After dinner, like usual, my uncle asked my grandpa if he remembered what they ate.
This time, he smiled. And with perfectly clear and bright eyes, said “I ate rice.”
Those were his famous last words. That night, he slipped into a coma, from which he never woke. When the story was recounted later, everyone who was present marveled at how content and lucid he appeared at that moment. Perhaps he knew he was finally ready to return home.

an old picture of my grandpa that I like

my grandparents with my mom

grandpa with his two children (how cute is my uncle?!)

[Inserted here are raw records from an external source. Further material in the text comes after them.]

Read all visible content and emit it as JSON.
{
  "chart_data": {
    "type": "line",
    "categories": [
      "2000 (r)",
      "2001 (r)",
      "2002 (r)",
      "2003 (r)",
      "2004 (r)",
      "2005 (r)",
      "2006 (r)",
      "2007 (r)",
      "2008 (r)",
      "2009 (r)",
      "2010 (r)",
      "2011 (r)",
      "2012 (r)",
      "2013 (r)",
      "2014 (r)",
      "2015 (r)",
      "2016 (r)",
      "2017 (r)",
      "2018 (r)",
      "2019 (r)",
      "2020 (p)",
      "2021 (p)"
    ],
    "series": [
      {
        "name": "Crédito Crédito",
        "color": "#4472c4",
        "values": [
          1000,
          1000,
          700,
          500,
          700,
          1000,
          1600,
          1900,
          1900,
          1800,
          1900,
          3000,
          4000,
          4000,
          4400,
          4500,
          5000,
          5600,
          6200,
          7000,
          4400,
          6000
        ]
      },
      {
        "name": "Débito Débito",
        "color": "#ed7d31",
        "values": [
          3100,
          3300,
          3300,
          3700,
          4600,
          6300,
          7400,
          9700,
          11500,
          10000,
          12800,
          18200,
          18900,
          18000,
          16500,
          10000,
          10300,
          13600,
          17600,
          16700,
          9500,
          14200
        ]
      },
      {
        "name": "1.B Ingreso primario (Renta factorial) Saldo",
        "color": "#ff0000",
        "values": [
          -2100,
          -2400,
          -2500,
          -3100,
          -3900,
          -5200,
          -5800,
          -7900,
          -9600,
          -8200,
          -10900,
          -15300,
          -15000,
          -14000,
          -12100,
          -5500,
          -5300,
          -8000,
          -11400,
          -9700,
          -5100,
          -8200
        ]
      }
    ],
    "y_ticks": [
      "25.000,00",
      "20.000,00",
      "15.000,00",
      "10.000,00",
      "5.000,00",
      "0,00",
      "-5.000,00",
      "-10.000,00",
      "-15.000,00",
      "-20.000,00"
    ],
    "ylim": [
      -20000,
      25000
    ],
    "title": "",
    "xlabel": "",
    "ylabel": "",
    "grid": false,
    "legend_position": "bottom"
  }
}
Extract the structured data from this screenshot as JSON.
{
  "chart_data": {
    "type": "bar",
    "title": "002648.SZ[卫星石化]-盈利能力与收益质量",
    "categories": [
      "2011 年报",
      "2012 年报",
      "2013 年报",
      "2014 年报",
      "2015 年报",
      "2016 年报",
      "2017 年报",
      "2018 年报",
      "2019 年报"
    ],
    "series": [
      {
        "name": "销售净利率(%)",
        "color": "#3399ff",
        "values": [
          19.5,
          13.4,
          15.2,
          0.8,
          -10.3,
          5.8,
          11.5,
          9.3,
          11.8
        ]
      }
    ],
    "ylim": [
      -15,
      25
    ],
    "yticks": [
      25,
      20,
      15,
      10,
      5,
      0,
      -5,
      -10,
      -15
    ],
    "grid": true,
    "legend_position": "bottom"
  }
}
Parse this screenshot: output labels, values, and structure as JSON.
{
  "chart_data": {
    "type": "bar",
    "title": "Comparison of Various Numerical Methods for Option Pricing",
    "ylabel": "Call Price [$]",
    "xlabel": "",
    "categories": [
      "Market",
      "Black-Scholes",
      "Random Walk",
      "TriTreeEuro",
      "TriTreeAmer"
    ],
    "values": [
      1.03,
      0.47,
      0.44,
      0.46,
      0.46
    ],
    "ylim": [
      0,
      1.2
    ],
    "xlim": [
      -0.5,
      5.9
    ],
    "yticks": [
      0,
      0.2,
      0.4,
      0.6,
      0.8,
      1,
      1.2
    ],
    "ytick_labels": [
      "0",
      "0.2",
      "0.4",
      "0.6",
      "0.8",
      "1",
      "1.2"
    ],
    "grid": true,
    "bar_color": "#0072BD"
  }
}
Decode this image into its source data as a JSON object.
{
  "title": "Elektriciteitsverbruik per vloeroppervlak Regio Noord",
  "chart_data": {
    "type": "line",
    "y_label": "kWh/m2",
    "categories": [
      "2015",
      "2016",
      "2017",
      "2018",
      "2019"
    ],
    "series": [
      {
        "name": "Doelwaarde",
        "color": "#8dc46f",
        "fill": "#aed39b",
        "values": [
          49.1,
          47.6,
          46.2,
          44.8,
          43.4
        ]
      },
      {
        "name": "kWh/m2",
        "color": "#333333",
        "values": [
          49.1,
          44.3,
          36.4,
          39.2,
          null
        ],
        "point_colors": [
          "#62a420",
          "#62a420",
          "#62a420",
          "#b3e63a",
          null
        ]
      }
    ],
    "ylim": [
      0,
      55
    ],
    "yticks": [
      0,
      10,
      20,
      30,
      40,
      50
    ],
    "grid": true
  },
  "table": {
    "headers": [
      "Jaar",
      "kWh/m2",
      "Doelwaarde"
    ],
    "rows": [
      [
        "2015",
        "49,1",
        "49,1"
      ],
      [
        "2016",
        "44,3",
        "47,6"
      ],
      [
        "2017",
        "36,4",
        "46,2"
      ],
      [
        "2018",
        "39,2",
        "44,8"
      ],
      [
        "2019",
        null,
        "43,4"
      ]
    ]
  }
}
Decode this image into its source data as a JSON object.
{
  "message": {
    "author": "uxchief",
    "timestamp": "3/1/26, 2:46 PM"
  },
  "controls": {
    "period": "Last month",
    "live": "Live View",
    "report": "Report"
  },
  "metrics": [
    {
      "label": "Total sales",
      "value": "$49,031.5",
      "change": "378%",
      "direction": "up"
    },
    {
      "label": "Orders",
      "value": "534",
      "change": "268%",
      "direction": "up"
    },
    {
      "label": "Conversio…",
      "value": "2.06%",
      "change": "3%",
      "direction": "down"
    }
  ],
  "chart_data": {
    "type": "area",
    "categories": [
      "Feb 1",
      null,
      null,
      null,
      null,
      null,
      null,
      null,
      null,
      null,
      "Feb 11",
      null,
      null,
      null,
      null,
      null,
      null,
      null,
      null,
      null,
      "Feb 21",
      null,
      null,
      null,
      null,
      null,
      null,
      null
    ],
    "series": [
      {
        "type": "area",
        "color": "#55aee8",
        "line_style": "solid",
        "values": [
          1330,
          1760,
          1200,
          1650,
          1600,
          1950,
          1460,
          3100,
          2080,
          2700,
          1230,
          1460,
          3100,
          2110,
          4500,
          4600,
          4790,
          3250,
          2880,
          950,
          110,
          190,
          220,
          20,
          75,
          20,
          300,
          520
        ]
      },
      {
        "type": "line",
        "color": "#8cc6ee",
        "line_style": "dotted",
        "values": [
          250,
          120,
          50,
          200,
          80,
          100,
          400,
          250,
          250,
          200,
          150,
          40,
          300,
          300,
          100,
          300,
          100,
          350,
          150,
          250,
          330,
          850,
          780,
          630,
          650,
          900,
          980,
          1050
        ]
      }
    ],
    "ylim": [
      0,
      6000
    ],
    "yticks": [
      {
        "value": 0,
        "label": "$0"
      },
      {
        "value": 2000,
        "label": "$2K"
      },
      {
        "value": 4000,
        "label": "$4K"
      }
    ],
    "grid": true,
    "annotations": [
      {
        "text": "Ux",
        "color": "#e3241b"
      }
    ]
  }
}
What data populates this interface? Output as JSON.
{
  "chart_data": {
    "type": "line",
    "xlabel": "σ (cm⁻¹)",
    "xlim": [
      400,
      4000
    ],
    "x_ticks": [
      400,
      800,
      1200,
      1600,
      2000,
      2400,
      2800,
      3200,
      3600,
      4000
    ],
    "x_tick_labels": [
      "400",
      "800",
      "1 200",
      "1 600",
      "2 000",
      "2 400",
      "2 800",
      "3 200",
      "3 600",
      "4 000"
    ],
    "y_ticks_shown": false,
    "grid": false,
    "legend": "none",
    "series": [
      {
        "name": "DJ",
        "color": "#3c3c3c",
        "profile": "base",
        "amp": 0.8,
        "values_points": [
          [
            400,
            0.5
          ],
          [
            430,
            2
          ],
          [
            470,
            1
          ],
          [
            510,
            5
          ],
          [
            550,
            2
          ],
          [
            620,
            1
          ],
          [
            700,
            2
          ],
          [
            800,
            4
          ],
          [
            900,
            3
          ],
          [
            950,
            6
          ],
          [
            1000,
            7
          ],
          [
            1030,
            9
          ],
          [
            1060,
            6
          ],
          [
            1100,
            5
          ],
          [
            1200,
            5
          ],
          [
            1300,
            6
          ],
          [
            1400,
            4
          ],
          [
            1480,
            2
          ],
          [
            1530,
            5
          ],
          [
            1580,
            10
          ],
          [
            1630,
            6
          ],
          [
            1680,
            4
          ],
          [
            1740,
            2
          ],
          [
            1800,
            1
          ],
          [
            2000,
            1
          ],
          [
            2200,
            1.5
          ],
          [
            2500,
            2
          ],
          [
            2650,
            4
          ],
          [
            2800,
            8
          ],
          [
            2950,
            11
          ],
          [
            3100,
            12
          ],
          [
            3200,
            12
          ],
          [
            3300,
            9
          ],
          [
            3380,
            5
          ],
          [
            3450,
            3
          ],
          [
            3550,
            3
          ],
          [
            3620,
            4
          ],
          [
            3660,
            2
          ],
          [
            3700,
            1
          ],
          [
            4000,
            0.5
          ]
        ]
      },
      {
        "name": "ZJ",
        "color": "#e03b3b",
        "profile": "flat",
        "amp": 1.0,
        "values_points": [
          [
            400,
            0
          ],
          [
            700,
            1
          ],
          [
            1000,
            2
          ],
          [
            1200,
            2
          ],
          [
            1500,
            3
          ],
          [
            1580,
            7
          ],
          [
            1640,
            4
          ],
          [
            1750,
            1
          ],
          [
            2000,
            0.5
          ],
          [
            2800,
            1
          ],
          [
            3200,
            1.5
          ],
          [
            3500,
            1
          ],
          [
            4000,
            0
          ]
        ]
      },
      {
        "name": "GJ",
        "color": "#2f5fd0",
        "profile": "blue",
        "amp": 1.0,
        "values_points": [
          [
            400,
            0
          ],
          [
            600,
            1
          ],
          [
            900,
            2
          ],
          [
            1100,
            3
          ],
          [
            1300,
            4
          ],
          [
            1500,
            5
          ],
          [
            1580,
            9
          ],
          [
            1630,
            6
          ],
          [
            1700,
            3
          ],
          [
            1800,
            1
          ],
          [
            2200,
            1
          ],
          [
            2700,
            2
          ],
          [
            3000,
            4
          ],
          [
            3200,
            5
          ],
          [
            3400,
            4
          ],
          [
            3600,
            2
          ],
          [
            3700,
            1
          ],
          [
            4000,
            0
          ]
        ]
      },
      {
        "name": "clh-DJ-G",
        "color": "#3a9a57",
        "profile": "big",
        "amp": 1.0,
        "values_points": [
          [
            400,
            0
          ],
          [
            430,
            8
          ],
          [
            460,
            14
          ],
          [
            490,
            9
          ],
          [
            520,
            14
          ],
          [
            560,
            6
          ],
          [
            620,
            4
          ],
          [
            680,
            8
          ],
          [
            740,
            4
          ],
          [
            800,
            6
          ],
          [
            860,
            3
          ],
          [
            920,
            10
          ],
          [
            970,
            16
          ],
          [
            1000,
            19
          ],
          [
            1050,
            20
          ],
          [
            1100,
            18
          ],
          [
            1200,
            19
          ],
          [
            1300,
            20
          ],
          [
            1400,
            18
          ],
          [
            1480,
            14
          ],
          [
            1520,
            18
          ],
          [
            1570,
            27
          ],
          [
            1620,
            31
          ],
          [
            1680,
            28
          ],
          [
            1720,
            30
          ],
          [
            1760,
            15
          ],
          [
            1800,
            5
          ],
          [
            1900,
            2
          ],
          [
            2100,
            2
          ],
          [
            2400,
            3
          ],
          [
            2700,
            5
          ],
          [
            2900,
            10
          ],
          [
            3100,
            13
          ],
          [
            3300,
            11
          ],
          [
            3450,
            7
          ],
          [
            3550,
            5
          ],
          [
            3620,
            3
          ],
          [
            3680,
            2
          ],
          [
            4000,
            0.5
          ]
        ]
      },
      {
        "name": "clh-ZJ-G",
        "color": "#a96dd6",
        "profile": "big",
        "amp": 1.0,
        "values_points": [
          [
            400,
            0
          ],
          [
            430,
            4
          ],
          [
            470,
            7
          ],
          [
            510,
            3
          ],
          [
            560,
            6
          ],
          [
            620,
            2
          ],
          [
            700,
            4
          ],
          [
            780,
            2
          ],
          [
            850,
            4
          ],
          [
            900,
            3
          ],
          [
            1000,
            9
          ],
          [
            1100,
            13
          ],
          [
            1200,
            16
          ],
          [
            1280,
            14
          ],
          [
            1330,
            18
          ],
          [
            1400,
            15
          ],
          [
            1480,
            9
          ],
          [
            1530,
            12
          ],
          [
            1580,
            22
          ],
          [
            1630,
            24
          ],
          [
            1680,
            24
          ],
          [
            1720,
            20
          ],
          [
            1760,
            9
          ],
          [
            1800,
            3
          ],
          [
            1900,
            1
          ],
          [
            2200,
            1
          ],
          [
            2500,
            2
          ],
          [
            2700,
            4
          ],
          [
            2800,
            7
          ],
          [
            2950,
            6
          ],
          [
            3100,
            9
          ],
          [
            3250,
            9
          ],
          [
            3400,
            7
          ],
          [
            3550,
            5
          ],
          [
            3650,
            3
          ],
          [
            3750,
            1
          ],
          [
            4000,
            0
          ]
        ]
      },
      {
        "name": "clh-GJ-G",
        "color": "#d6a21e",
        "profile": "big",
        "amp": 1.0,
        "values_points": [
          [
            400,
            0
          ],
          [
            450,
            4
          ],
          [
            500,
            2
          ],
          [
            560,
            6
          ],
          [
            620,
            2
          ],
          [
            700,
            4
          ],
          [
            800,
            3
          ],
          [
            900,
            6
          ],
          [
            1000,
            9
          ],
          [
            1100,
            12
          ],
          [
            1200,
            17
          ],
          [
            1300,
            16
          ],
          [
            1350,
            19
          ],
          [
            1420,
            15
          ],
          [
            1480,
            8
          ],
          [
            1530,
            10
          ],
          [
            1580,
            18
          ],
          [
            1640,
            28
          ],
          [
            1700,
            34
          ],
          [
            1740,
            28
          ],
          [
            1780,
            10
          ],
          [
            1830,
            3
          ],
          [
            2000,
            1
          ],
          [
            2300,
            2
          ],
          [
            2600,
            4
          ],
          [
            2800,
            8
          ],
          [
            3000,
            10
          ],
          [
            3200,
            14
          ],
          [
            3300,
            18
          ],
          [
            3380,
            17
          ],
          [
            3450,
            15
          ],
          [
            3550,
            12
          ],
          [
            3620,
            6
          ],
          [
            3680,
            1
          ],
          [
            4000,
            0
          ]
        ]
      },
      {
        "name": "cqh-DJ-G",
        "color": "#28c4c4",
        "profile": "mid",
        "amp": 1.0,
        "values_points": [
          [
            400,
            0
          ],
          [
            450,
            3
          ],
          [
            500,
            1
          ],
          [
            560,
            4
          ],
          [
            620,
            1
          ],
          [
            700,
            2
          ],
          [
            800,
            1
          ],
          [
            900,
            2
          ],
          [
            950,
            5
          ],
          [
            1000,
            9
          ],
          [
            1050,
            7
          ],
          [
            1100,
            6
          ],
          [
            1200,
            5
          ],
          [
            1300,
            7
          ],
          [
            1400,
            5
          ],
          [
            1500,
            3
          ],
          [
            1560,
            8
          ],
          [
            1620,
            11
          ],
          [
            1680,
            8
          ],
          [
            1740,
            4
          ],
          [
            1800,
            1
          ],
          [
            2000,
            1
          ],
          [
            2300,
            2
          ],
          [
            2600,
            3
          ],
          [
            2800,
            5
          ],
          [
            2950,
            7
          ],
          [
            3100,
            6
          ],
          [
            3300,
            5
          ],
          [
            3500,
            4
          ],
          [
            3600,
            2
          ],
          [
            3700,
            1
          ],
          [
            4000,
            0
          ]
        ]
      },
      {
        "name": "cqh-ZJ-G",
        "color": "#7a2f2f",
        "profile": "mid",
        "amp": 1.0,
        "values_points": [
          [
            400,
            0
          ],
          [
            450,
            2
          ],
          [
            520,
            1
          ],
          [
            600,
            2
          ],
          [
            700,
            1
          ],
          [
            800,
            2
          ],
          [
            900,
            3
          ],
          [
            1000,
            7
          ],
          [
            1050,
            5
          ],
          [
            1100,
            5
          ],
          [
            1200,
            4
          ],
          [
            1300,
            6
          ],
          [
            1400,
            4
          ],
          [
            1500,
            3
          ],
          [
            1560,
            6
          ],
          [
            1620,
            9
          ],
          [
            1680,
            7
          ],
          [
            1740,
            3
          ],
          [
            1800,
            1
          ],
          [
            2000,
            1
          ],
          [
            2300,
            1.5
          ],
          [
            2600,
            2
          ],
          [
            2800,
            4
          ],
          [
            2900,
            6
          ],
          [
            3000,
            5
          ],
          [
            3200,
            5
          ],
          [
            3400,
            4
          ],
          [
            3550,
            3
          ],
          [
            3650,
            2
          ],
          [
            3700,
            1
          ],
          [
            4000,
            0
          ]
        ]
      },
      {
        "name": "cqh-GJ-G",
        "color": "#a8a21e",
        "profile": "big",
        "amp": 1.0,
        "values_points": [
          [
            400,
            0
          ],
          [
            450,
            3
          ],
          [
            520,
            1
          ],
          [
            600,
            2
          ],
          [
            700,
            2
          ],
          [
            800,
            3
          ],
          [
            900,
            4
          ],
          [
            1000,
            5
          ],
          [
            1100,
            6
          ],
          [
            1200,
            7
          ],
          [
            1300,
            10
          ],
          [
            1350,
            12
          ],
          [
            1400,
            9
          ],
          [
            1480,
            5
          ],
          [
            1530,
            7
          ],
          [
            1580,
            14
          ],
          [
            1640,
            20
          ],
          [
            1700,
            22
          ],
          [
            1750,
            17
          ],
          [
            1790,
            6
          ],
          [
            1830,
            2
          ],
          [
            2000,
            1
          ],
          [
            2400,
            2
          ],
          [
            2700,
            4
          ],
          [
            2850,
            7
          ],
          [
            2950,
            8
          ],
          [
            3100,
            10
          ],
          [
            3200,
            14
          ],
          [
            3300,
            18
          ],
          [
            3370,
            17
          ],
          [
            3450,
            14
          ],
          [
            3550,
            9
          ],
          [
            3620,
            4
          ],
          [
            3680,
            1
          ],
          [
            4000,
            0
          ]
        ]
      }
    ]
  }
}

my grandparents and their 2 kids, both grown up

twin granddaughters!

weeee… I can walk! my grandpa helping me walk

brought up by our grandparents

one of the last photos of both of us with our grandparents (when still in his early stages of Alzheimer’s)
Thanks for reading!
Thank you so much for sharing this memory with us.
Thanks for reading Amanda! x
This is such a beautiful story – thanks for sharing with us. I loved the photos too… What a different life he had than anything I could imagine. It’s nice that you have that great photo of you, your grandma, and sister to cherish!
I know, I can’t imagine leaving home at that young of an age and then just never seeing your parents or siblings again. That’s just so crazy. I’m glad he left such a good last memory for us!
That is such a touching story. It must have been so hard for him to never see his family again. Being away from mine was the hardest part of being an expat, and I always had the option to visit frequently. Also, I didn’t realize that rice is not a daily staple in Beijing. My Cantonese (via the Philippines) mother served rice for every meal.
I know, I can’t begin to imagine just not seeing your family like that, especially since I’m sure when he left, he didn’t it’d be like that! I think in Southern China, rice is a staple, but in Northern China, the climate isn’t ideal for growing rice, so we really prefer our wheat products, like dumplings and noodles. :)
Thank you for such a beautiful and touching story!
Thanks for reading Kelly! x
What beautiful writing, Anna. Thanks so much for sharing this with us.
Thanks Marcella! And as always, thanks for reading! x
aww this post made me teary <3 rest in peace laoye. We love you <3
He left a lovely last memory for all of us :).
This is a lovely tribute to your grandpa. He sounds like such an interesting man, what he must have seen during his life! I’m glad you got to spend time with him in Beijing, those memories must be very treasured. Also – love the trip through memory lane in the old photos! They’re brilliant!
Thanks so much Rachel! I’m happy for the good memories too, and that he left such a good last memory for us. :)
Kind of feels like, maybe he was holding out for one last meal of rice before making that final journey home.
First time I read a story of someone stranded in China and unable to go back. Usually it is the other way round, isn’t it? Escaped from China and yearning to go back to the motherland. Most folks in Malaysia of my grandma’s generation are like that.
Maybe he was :). Hmmm unfortunately I’m still not so clear on the details of why he wasn’t able to go back. But it’s so sad that he never went back to see his parents :/
I love that those were his last words because there is so much significance behind them. Thank you for sharing this touching and interesting story with us!
Thanks for reading Pam! And yes, those were the perfect last words. :)
Beautiful writing Anna. I’m sure your grandfather’s spirit visited Taiwan :)
Teesh || Adventures of Cupcake Girl
Thanks for reading Teesh! We’d like to think that he was finally able to go back to Taiwan too. :)
This is such a beautiful story, Anna – it gave me goosebumps. Thanks for sharing x
Thanks Andrea! xx
Beautifully written Anna. It’s a wonderful memory of your grandpa, and reading I had tears in my eyes. I also wished I had asked more questions to my grandparents. xx
Thank you Camila :). I know, right… it’s just one of those things we never think of until it’s too late!
What a touching story, Anna! Lovely tribute to your grandfather :) Ps: I never knew Beijing people hardly eat rice! I would have thought they eat rice as much as me in Singapore love to eat. It’s been too long since I visited Beijing!